One idea for profiting from rising agriculture prices is the PowerShares Multi Sector Agricultural ETF (DBA).  Since June 1st this ETF is up over 40 percent.  But we think it will go much higher in 2011.

At some point during the year, perhaps in the fall, the inflationary melt up will become extremely speculative.  While it will go on longer than you can fathom it will eventually crack the economy. What follows will be a market crash and social disruption for the history books.

On a high note…something else for the history books will be written in 2011 too… 
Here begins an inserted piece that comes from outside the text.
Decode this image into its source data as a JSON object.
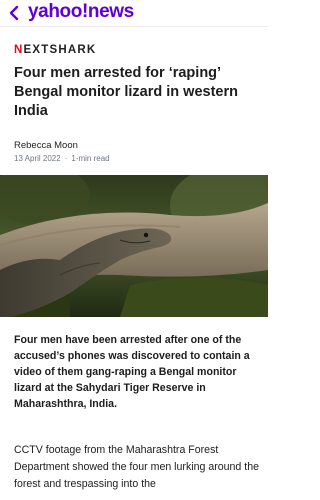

Right now, in cities across the globe, brilliant minds at the fringe of scientific propriety are but one experiment away from the big energy breakthrough humanity’s been waiting more than 40-years for.  Unfettered by academic zealotry, or even the need for a posteriori instantiation, this new scientific discovery will not come from a leading research or government institution; it will come from a small team of eccentrics operating out of an unassuming corner of sublet office space.

What we mean is, in the words of the late Gordon MacKenzie, “Orville Wright did not have a pilot’s license.”

Should be a wild year!


M.N. Gordon
Great Depression Online

P.S.  Through the monetary policy of a madman the stage has been set for an epic inflationary blow off followed by an equally epic financial crash.  If you thought 2008 was bad – when oil prices spiked over $140 per barrel and wheat prices rose 130 percent just before the whole financial system blew apart – prepare yourself for an epic blow off.  Yet in the middle of it all a food crisis will occur.